Depuis le premier épisode de la série, les modes multijoueurs des Gears of War sont de véritables piliers de l'expérience de jeu. C'est eux qui permettent aux titres de tenir sur la durée, il est donc très important qu'ils soient réussis et prenant. Ce sont aussi d'excellents tests d'endurance pour juger de la solidité du gameplay des Gears et avec E-Day, il faut bien admettre que The Coalition et People Can Fly ont fait fort. Voici notre avis, basé sur 3 heures de jeu lors de sessions multijoueurs en accès restreint.
Horde mon chemin
Le gros morceau de ces sessions fut le mode horde, repensé pour l'occasion, avec un terrain de jeu étendu à 3 escouades placées à différents endroits de la carte, toutes avec l'objectif commun de réduire les effectifs locustes à peau de chagrin. Plus question de rester camper dans une zone en attendant que plusieurs vagues s'enchainent : ici, on ratisse Kalona de région en région pour reprendre petit à petit le terrain aux forces ennemies, tout en complétant des objectifs variés. En cours de route, certaines missions vous demanderont d'entrer en contact avec les autres escouades de joueurs, pour vous liguer par exemple contre les espèces les plus massives de locuste, que ce soit les Brumak ou les Corpser. Ce nouveau format sied à ravir au gameplay de Gears et donne au passage un bon coup de pied dans la fourmilière de ce mode coop qui avait encore besoin d'évoluer.
La manière dont est gérée la progression au coeur du mode Siege est bien vu, avec des changements de zones qui viennent varier les plaisirs et évitent d'entrer dans une certaine routine due au vague par vague. Maintenant il faudra voir ce que donne l'expérience complète, avec tous les biomes, mais on espère que les excellentes premières impressions de ces premières heures se confirmeront sur le moyen et le long-terme. En sortie de mission, on est toujours récompensés avec de quoi améliorer notre classe de prédilection, que ce soit de nouvelles armes, ou de nouvelles perks qui vont venir enrichir votre build pour améliorer votre efficacité au combat.
Johnny à l'E-Day
L'autre partie de nos sessions s'est concentrée sur les modes plus classiques de Gears, avec du Team Deathmatch et de la capture de zones. Rien à signaler du côté de ces modes de jeu, on ne change pas une formule qui gagne après tout. Non ce qui a surtout changé, ce sont ses mécaniques de gameplay, largement modernisées dans ce nouvel opus. On reste bien entendu sur la formule bien connue du cover-shooter, dans lequel vous devez vous mettre à l'abri de manière stratégique, afin qu'aucun adversaire ne puisse vous toucher. Mais E-Day va venir apporter de nombreuses améliorations à ce système, en rendant les animations liées aux couvertures plus dynamiques : il est désormais possible de se planquer tant bien que mal derrière de minuscules murets en vous allongeant derrière.
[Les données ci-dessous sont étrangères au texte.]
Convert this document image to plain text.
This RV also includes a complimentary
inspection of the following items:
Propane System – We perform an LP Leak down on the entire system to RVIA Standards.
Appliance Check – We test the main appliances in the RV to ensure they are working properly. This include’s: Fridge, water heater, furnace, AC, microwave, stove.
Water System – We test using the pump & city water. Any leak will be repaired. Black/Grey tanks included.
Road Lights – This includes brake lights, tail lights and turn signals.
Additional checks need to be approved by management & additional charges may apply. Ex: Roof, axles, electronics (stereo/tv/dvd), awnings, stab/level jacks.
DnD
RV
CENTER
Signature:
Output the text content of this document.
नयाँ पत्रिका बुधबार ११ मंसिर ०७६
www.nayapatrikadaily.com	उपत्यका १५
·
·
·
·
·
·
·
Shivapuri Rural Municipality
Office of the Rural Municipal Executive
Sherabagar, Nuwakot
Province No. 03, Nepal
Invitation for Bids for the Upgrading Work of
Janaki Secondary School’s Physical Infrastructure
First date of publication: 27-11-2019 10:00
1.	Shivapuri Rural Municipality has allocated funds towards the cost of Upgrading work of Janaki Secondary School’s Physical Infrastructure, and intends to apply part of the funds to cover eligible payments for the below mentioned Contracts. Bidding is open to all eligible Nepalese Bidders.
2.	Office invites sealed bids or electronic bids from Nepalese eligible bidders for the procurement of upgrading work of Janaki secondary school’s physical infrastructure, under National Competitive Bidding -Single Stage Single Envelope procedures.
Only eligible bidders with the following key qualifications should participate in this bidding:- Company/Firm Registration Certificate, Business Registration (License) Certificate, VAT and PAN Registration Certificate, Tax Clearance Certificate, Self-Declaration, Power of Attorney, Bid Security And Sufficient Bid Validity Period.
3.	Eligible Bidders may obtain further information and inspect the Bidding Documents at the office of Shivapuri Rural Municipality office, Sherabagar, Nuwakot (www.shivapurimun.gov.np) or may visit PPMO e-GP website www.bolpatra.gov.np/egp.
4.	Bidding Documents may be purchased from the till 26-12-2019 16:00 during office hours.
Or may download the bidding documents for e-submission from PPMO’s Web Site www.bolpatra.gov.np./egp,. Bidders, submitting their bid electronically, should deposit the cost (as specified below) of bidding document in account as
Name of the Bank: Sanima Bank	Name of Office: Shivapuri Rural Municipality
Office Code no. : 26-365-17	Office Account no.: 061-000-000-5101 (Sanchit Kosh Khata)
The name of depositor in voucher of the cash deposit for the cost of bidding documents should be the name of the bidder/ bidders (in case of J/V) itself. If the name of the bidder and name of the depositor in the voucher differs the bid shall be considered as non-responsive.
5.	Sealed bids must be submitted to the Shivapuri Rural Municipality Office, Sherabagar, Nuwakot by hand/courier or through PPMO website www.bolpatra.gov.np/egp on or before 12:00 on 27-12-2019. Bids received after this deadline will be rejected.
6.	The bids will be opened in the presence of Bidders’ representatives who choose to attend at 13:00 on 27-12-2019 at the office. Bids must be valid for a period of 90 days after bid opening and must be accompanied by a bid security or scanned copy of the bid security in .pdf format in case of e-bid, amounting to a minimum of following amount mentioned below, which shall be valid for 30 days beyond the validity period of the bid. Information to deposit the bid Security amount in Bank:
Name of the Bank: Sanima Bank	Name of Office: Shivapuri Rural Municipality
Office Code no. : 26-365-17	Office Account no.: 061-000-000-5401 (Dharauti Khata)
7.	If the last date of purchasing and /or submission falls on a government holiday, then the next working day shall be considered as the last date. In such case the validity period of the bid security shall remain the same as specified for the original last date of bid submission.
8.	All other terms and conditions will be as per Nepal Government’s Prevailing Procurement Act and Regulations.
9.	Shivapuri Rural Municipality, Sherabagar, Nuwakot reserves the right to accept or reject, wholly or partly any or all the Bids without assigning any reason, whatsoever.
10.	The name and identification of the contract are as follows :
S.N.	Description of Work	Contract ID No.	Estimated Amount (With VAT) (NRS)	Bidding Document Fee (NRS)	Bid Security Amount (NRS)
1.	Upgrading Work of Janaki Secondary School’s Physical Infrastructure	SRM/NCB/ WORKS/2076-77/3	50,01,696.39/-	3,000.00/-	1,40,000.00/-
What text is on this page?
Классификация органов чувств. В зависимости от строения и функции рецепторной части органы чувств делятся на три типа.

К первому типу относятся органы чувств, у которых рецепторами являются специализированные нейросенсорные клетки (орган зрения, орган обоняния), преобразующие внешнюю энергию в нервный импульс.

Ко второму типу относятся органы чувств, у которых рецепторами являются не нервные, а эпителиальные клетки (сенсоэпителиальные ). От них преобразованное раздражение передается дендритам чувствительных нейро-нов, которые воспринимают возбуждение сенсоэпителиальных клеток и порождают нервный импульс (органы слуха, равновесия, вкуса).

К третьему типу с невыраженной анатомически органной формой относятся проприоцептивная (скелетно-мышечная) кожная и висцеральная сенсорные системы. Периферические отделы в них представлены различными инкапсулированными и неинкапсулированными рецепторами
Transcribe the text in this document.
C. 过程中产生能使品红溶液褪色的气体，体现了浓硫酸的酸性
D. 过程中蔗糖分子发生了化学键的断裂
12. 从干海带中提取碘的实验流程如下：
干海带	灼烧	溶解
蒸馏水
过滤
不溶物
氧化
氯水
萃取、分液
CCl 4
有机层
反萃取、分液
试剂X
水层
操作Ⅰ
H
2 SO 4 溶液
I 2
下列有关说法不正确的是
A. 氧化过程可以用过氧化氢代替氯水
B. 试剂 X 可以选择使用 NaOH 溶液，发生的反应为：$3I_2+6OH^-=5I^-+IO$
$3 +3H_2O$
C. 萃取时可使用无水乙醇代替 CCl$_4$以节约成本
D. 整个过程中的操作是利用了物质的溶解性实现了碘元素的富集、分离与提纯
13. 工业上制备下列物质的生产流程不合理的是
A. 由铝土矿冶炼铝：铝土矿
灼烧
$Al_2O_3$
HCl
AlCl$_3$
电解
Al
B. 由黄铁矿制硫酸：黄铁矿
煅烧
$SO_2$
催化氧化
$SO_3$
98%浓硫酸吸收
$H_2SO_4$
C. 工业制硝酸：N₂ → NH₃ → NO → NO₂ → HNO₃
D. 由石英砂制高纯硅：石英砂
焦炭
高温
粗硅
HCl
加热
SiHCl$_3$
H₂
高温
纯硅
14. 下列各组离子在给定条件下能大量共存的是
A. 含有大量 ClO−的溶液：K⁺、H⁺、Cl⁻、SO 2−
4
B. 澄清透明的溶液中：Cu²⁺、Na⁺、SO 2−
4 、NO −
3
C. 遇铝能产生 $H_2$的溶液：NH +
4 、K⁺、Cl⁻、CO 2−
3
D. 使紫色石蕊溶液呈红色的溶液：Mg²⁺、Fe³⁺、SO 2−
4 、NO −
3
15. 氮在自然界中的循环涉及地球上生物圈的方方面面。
Mais le plus gros ajout reste clairement la présence d'une touche de saut dédiée, vous permettant de couvrir la distance qui vous sépare d'un couvert en un instant. C'est quasiment une petite révolution avec cette addition, puisque Gears a toujours été une série où les personnages restaient bien ancrés au sol, sauf à l'occasion de quelques sauts scriptés. Il faut dire également que les sensations de jeu ont été fidèlement retranscrites, en prenant pour canvas les premiers épisodes de la série, ce qui est une excellente nouvelle. On avait un peu l'impression que la série perdait de sa superbe lors des derniers épisodes, mais ce n'est pas le cas ici : le pompe balance la purée comme il se doit, on sent que les armes sont bien lourdes et le sound design vient parfaire tout ça. Un vrai plaisir à prendre en mains et un gros argument de vente pour ce nouvel épisode disponible le 6 octobre prochain.